STF report on ED’s note
In November 2017, the high court also ordered that Niranjan Singh’s note (on Majithia) be shared with the special task force (STF) on drug control, constituted by the Congress government that had taken over in the state.
The STF was then headed by ADGP Harpreet Singh Sidhu, who submitted a detailed report in a sealed cover, on Niranjan Singh’s note, in February last year. A copy of this report was ordered to be given to Niranjan Singh for his comments and another to the Punjab government for consideration.
A month later, on 17 March 2018, Cabinet Minister Navjot Singh Sidhu held a press conference and claimed to have accessed the STF’s report while “leaking” its contents. Minister Sidhu claimed that according to the STF, the ED’s findings against Majithia were substantial and demanded that Majithia be arrested.
Niranjan Singh’s comments on the STF’s report were submitted to the court in mid-March last year and were ordered to be kept in a sealed cover.
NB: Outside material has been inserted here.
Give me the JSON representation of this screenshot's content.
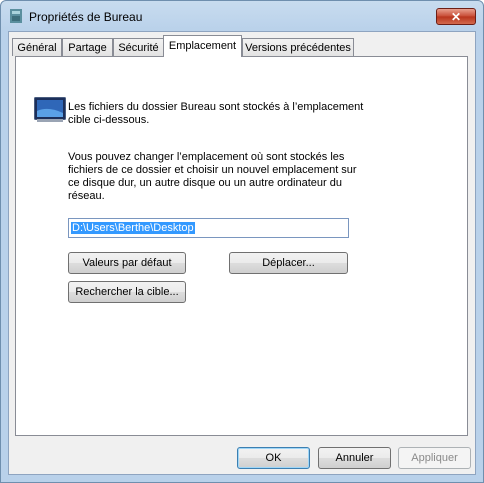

The Punjab government’s comments on the STF’s report were submitted to the court in May 2018 and these too, continue to be in a sealed cover.
SIT reports on police collusion
In November 2017, the division bench had also asked Harpreet Sidhu’s STF to submit a report on allegations of alleged collusion between law enforcement agencies and drug traffickers in the state.
Before the STF could begin work in earnest, then Moga SSP Rajjit Singh — who was the subject of the STF’s inquiry — moved the court alleging that the STF chief Harpreet Sidhu was biased against him and wanted the inquiry to be conducted by another officer.
Consequently, in December 2017, the court modifying its earlier order constituted a three-member special investigative team (SIT) under DGP (HRD) Siddhartha Chattopadhyaya for the purpose.
The SIT’s first report was submitted to the court in February last year, the second in mid-March and the final report in May. These reports are believed to contain vital information about the alleged involvement of senior police officers in the drug trade. These reports were submitted in sealed covers and remain as such.
SIT’s ‘special’ report
In April last year, Chattopadhyaya, the SIT chief, moved an application in the court alleging that during the course of his investigations, the role of then Punjab DGP Suresh Arora and then DGP (intelligence) Dinkar Gupta (who is now Punjab DGP) had come to light.
Along with his application, he annexed six documents backing his claim, which remain in a sealed cover.
Along with SIT’s third and final report, Chattopadhyaya as the chief submitted a fourth report, which was not signed by other members of the SIT. This report is believed to have details of Arora’s and Gupta’s connection to the case. This too remains in a sealed cover till date.
During the last substantive hearing in the case, on 23 May 2018, a division bench of Justice Suryakant and Justice Shekhar Dhavan while taking on record the reports ordered that “the registrar judicial will produce these reports in entire record before the bench for their in-depth consideration”.
After Justice Suryakant was elevated and transferred as the chief justice of the Himachal Pradesh High Court, the special bench for drug cases was reconstituted under Chief Justice Krishna Murari in August last year.
This case has been heard eight times by the bench headed by the chief justice since but no substantive order has yet been passed nor have any of the sealed reports been opened.
The case comes up for hearing on 27 March.